The Political Gridlock
If the science is sound and the need is urgent, why isn’t the world embracing sunlight reflection? Tulip attributes it to a paralyzed public discourse. The debate on climate change is polarized between those who deny the problem exists and those who believe rapid decarbonization is the only solution.
“When they look at what we’re saying about sunlight reflection, they seem to automatically think that we’re on the other side from them,” Tulip says. Environmentalists suspect it’s a ploy by the fossil fuel industry to delay emissions cuts, while climate skeptics view it as part of a “climate scam.”
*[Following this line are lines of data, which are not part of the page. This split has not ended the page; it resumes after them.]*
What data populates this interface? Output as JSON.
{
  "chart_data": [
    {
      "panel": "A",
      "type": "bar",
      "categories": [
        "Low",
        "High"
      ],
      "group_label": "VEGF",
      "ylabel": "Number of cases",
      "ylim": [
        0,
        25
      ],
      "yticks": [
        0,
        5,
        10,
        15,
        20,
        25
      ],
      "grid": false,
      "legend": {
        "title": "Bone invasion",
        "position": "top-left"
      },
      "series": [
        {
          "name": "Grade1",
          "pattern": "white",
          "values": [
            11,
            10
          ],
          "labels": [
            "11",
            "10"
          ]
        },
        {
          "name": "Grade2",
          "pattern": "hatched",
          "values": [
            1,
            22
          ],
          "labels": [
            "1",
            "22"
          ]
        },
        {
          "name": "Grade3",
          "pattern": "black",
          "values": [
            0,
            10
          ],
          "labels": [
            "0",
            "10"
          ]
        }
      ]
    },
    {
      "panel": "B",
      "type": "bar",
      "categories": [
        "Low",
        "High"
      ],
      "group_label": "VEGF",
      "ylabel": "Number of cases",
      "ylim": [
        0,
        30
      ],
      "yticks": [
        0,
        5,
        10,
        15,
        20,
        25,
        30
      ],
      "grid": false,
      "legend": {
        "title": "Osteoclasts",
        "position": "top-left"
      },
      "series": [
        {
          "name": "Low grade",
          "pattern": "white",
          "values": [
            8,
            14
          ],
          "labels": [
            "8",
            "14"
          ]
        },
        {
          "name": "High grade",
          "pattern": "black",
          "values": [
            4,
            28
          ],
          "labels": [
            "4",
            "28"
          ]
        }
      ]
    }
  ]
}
In reality, Tulip and Garrity argue, it is neither. It is an emergency brake. Decarbonization is essential, but it is slow. The carbon already in the atmosphere will continue to warm the planet for decades. Sunlight reflection may be the only method that can lower temperatures quickly enough to save the agricultural systems upon which billions depend.
Beyond the Field
The conversation concludes by looking even further ahead. If the fields become too hot, where will the food come from? Garrity, ever the scientist, is open to radical alternatives. He speaks enthusiastically about the rise of alternative proteins—lab-grown meats and fermentation-based proteins produced from air, water, and yeast.
“The demand for meat keeps going up at a very rapid rate,” Garrity notes. The resulting increase in ruminant animals (cattle, sheep, goats) produces methane, further heating the planet. By decoupling protein production from pastureland, humanity could reduce agricultural pressure on the environment, allowing land to be rewilded.
A New Stewardship
From the ancient resonance of the didgeridoo to the high-tech intervention of stratospheric aerosols, the conversation between Spencer, Garrity, and Tulip spans the full breadth of the human relationship with nature.
The message is clear: The passive appreciation of nature is no longer enough. To save the world’s food supply, humanity may have to embrace the role of the “Wizard” more fully than ever before, becoming active stewards of the atmosphere itself. As Garrity points out, we have already engineered the climate by accident through pollution; the moral imperative now may be to engineer it on purpose for survival.